Ş I M A R I K…
Kemal Burkay
The Wall Street Journal adlı Amerikan gazetesinde
çıkan Robert L. Pollock imzalı ve “Türkiye
Yine Avrupa’nın Hasta Adamı” başlıklı
zehir zemberek yazı, ardından ABD Savunma Bakanı
Yardımcısı Douglas feith’in, “Türkiye’deki
anti Amerikancılık böyle devam ederse ilişkilerin
sürdürülmesi zorlaşır” biçimindeki uyarıları,
Türk siyasi çevrelerini ve basınını adeta şoka
soktu.
Belli ki böyle bir şey beklemiyorlardı. Peki neden
beklemiyorlardı? Son iki yıldır, özellikle
Amerika’nın Irak savaşına ve Saddam rejiminin
çökmesine yol açan politikaları nedeniyle Türkiye’de
habire yükselen ABD aleytarlığının, açık
açık dile getirilen düşmanca duyguların karşı
tarafta bir rahatsızlık yaratması doğal
değil miydi?

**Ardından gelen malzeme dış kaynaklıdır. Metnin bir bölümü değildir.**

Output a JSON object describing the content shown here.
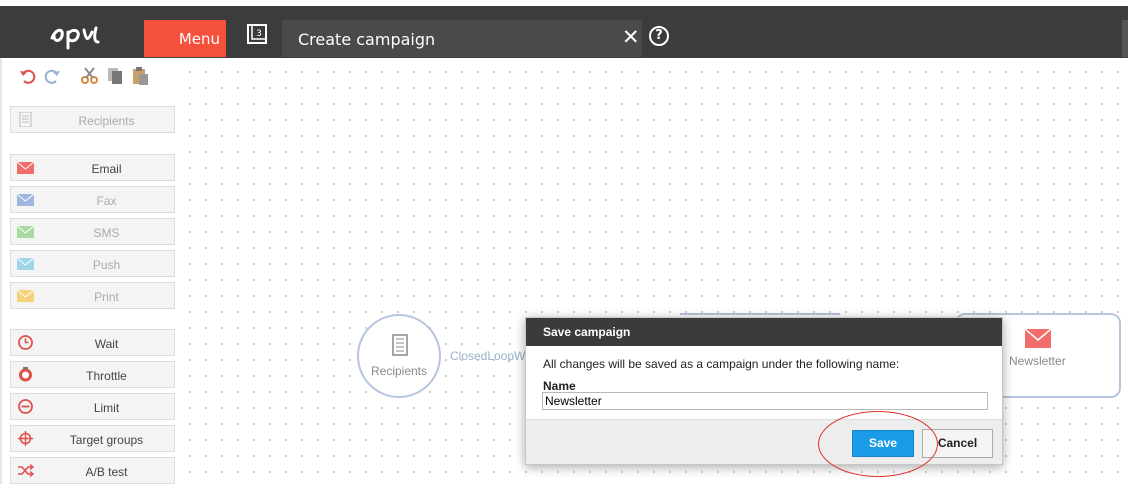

Belli ki biriken rahatsızlık sonunda,
ABD yönetiminin de göz yummasıyla, onun görüş ve
duygularına tercüman olan bir büyük Amerikan gazetesinde
dile geldi.
Bu baylar Yunanistan için sık sık “Batının
şımarık çocuğu” deyimini kullanmayı
severler. Oysa sözleri ve eylemleriyle bu tabire kendileri
Yunanistan’dan çok daha fazla uygun düşüyor..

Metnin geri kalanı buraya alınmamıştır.